Non ci sono abbastanza parole / né modi, né toni / per dire di certe cose / non ci sono abbastanza silenzi. // Tortellini in brodo / di secondo le metto bollito misto / purè formaggio / crema di verdure lesse // “Non è tanto bene”, il guanto in mano / occhi un po’ troppo aperti / per paura di dire la / morte / mescola le parole / con altre sbagliate // Elettricisti in piedi all’ingresso / aggiustano il pannello / la valigia aperta / “Sono stato una volta / a fare un lavoro a Cesclans / sai dov’è Cesclans?” / Squillare di stoviglie in fondo / Guanti usa e getta // L’odore resta / nei capelli / nei vestiti / I suoi tre turni, uno alla volta / Otto-mezzogiorno-pomeriggio fino alle sei / poi una signora a fare la notte / Loro a casa, adesso / Per un disguido. // Un’infermiera confonde / la sedia a rotelle tra le poltrone del salotto // L’enormità di questa cosa / è che quando tutto cade / si confondono i confini / e si è del tutto liberi / di ricostruire, di godere appieno / di ogni granello di male in meno. // Nato il ventitrè luglio millenovecento e ventiotto / Gugliardini?

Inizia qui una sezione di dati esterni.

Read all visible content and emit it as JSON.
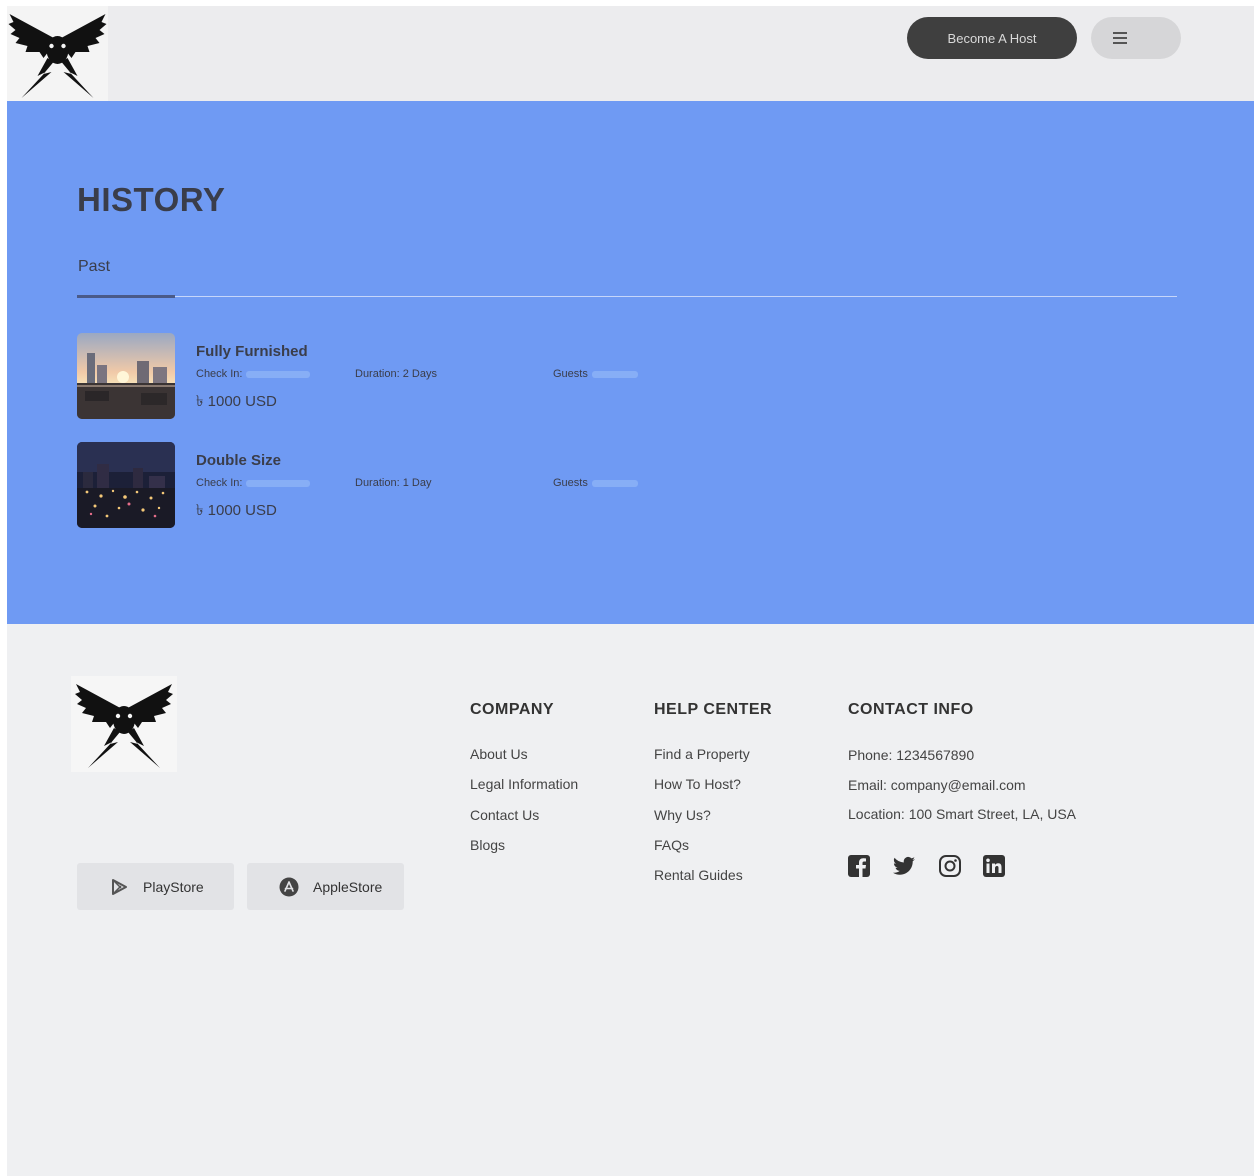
{
  "header": {
    "become_host_label": "Become A Host"
  },
  "history": {
    "title": "HISTORY",
    "tabs": [
      {
        "label": "Past"
      }
    ],
    "bookings": [
      {
        "name": "Fully Furnished",
        "check_in_label": "Check In:",
        "duration_label": "Duration:",
        "duration_value": "2 Days",
        "guests_label": "Guests",
        "price": "৳ 1000 USD"
      },
      {
        "name": "Double Size",
        "check_in_label": "Check In:",
        "duration_label": "Duration:",
        "duration_value": "1 Day",
        "guests_label": "Guests",
        "price": "৳ 1000 USD"
      }
    ]
  },
  "footer": {
    "stores": [
      {
        "label": "PlayStore",
        "icon": "play-icon"
      },
      {
        "label": "AppleStore",
        "icon": "app-store-icon"
      }
    ],
    "company": {
      "heading": "COMPANY",
      "links": [
        "About Us",
        "Legal Information",
        "Contact Us",
        "Blogs"
      ]
    },
    "help_center": {
      "heading": "HELP CENTER",
      "links": [
        "Find a Property",
        "How To Host?",
        "Why Us?",
        "FAQs",
        "Rental Guides"
      ]
    },
    "contact": {
      "heading": "CONTACT INFO",
      "phone": "Phone: 1234567890",
      "email": "Email: company@email.com",
      "location": "Location: 100 Smart Street, LA, USA"
    },
    "social_icons": [
      "facebook-icon",
      "twitter-icon",
      "instagram-icon",
      "linkedin-icon"
    ]
  },
  "colors": {
    "hero_bg": "#6f9af3",
    "page_bg": "#eff0f2",
    "header_bg": "#ececee",
    "button_dark": "#3f3f3f"
  }
}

E’ ancora vivo. / La dottoressa bionda / forse è così indifferente / solo perché è troppo alta. / L’uomo di fronte / sguardo senza fine / di chi aspetta. / E basta. // La televisione scorre / mio padre pende / ancora tutto da una parte / Siamo qui, nelle camere da uno / di quelli che muoiono, pagano / o rompono troppo le scatole. // Alla fine si alza / urlando un pianto / a restituire alla morte / la sua importanza / metterla al centro del corridoio / e che tutt’attorno sia tutto in silenzio / che tutto si fermi un istante / Qui dove la fine è troppo / di casa / nessuno si ferma a guardare con rispetto / tre figure, uno con i baffi / che escono dalla porta / in mano / le borse dei vestiti // Hanno già rioccupato la stanza / accanto. / L’uomo che c’è ora / ha un tumore al cervello / “Sospetto stato influenzale” / come la broncopolmonite di mio padre / era “normale nel quadro generale / di un uomo di ottantadue anni, quasi ottantatre.” / Lui dorme ora, e io dico grazie / che non ha un tumore in testa, e non è morto stamattina presto. // Rituale di galline / Danza d’inchini a turno / Poi collo disteso al cielo / la prima, terza, quarta, poi la seconda / in un antico rituale / alla divinità dell’acqua // E’ tutto diverso, quando non si è coinvolti da emozioni / Una gamba infilata tra spalliera e letto / è solo un buffo, poco riuscito / tentativo di fuga.